是の説法者、設い復た命終するとも、故に持戒し、自利利他すると名づく。是の説を以ての故に、我れ国王、群臣、宰相、諸もろの優婆塞、説法人を護ることを聴す。若し、正法を護ることを得んと欲する者有れば、当に是の如く学すべし。
迦葉、是の如く破戒し護法せざる者は、禿居士と名づく。持戒に非ざる者、是の如くの名を得ん。
『大般涅槃経』巻3「金剛身品第二」
まず、訳しながら内容を把握していきたいのだが、比丘がいて、素晴らしい説法をした時に、その言葉に対して怒りを覚え、その法師が殺されてしまったという。だが、世尊は、この説法者は命を終えても、持戒しており、自利利他すると名付けている。この説をもって、国王やその群臣、宰相や優婆夷(在家信者)などは、この説法者を守ることを許すという。これは、物理的な護持になるのだろう。
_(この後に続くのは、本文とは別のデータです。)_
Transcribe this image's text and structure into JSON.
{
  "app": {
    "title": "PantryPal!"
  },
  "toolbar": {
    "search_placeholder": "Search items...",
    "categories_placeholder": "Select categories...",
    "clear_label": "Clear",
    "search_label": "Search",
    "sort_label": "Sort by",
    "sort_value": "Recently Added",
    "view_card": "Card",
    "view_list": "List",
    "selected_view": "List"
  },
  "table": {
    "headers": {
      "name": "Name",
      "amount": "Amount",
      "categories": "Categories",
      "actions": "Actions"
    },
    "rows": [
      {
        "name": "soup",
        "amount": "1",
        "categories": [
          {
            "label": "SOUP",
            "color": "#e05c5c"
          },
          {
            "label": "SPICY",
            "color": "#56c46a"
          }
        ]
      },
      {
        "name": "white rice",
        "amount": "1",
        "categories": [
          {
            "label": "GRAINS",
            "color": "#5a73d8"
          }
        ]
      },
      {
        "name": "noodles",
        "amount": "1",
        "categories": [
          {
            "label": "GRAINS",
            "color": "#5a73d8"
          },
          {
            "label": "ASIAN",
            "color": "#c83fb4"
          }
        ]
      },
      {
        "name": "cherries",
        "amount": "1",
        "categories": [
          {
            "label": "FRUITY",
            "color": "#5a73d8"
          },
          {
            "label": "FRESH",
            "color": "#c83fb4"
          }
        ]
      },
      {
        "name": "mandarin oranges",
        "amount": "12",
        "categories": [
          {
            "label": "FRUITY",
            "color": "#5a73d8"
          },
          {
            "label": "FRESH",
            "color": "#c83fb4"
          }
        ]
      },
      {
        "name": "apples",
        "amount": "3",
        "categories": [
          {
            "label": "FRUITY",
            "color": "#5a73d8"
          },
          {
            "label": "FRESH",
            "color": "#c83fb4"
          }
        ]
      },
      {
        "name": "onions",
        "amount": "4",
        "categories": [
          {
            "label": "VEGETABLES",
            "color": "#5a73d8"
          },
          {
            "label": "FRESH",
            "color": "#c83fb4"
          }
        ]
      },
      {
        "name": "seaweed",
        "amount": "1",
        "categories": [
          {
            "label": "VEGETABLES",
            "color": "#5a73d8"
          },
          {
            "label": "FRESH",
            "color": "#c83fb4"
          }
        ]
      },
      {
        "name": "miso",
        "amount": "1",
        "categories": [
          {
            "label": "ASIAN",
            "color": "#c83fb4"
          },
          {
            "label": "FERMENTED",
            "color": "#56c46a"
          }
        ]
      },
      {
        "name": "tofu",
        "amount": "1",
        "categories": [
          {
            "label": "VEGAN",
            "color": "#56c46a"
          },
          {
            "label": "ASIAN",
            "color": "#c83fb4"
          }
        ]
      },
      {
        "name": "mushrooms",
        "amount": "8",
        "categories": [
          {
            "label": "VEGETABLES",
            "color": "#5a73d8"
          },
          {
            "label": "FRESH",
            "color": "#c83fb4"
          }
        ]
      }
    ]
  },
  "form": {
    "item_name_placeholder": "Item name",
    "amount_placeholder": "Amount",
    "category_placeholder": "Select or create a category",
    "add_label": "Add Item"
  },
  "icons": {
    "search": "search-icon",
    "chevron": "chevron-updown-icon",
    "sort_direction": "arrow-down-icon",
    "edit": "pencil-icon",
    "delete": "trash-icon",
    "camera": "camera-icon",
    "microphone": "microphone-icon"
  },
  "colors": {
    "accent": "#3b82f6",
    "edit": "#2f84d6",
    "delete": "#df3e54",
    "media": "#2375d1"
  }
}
そこで、世尊は正法を守りたいのならば、このように学ぶべきだという。
そして、迦葉尊者に対して、もし、破戒し、仏法を護持しようと思わない者は、「禿居士」と名付け、更に、持戒をしない者は、そのような名前を得るという。
さて、個人的に気になったのは、この説法者についてである。良い説法を行うものは、当然に仏が説いた道理を把握しており、それを把握するための前提条件に、持戒や自利利他が入っていることになるだろう。自利利他円満する者は、当然に大乗仏教の菩薩でもある。つまり、世間との関わりが強くなるわけだが、その反面、様々な反感を買ったり、命を狙われることになるという。
この辺は、何だろう?嫉妬ということなのだろうか?
此等の事に於いて貪求愛著し、積聚し離れざるを真破戒と名づく。経に云く、此等の比丘、禿居士と名づく。
『緇門警訓』
・・・禿居士は比丘のことなのか。実は、この「経」の典拠は、良く分からないのだが、でも、中国では以上のようにいわれている。つまり、破戒の者は、頭髪を剃った在家者に過ぎないということなのだろう。いや、せっかくなので、「禿居士」だけで記事を書こうと思ったが、用語としては一部の律と、『大般涅槃経』くらいにしか出ないことが分かったので、記事として膨らましようがない。
でも、この辺は機会を見て深掘りしておきたいところではある。